By Robert-Jan Bartunek and Philip Blenkinsop
BRUSSELS (Reuters) - Belgian politicians failed to break their deadlock over a planned EU-Canada free trade agreement on Wednesday, but agreed to resume talks on Thursday in a sign they may be nearing a consensus that would keep the deal alive.
The Comprehensive Economic and Trade Agreement (CETA), seven years in the making, is backed by all 27 other EU governments but rejected by the French-speaking south of Belgium, meaning Belgium as a whole cannot sign it.
Prime Minister Charles Michel worked with the heads of Belgium's regions and linguistic communities to produce a common text to allay concerns about agricultural imports and a dispute settlement system that critics say could be abused by multinationals to dictate public policy.
"We made a lot of progress, but we are not there yet. We will continue tomorrow, but we are close to an agreement," Oliver Paasch, the head of Belgium's 76,000-strong German-speaking community, told reporters after a third joint meeting on Wednesday.
The resumption of talks is set for 1000 CET (0800 GMT). Foreign Minister Didier Reynders said a meeting of ambassadors from other EU countries was set for an hour later.
"We will see if it is possible to go to that meeting with a joint Belgian position," he said.
European Council President Donald Tusk said earlier that a planned EU-Canada summit to sign the accord was still possible on Thursday, although the chances were waning.
Speaking in Canada's parliament, Canadian Prime Minister Justin Trudeau said: "We are confident that in the coming days we will see a positive outcome for this historic deal."
Belgium's centre-right government backs CETA as it stands, but its stance is only shared by the Dutch-speaking Flanders region, where a majority of Belgians live.
European Commission President Jean-Claude Juncker told the European Parliament he was optimistic there would be an agreement.

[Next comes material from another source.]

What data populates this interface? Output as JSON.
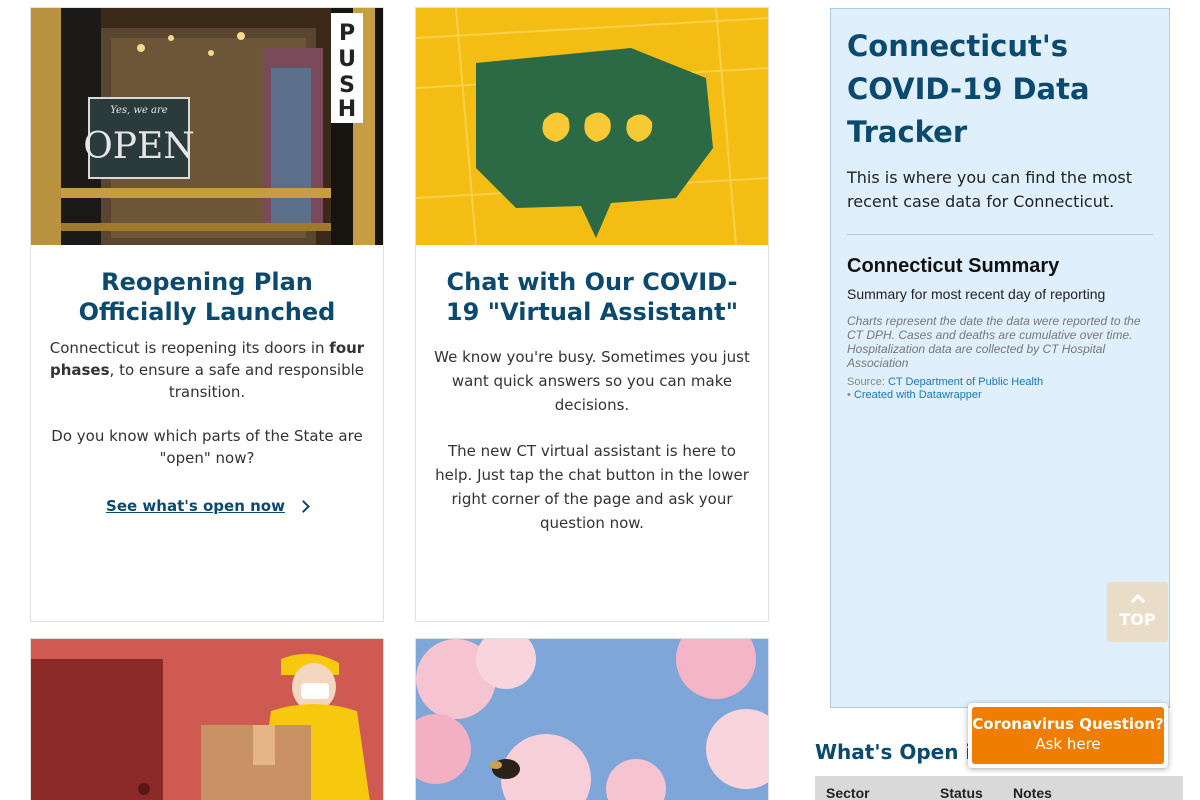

"When it happens is less important than that it happens," he said.
Paul Magnette, Socialist premier of the Walloon region, which has led opposition to a deal, said he was not looking for Ottawa to relaunch negotiations.
"Between the EU and Canada the agreement is closed and we are very happy with that, but we still have some problems in Europe and Belgium and we're doing our best to solve them," he told reporters.
European Council President Tusk said that there would be consequences for Europe's global position if it failed to strike a free trade deal with Canada, "the most European country outside Europe and a close friend and ally".
British trade minister Liam Fox said the CETA difficulties showed the importance of Britain reaching an agreement over its future relationship with the EU before it leaves the bloc.
Canada hopes the trade agreement will reduce its reliance on the United States as an export market.
John Manley, the head of the Business Council of Canada, which represents the country's largest companies, said CETA should not be confused with a trade deal being negotiated between the EU and the United States, the larger and even more contentious Transatlantic Trade and Investment Partnership.
"CETA is not TTIP. It is not a stalking horse for TTIP," he said.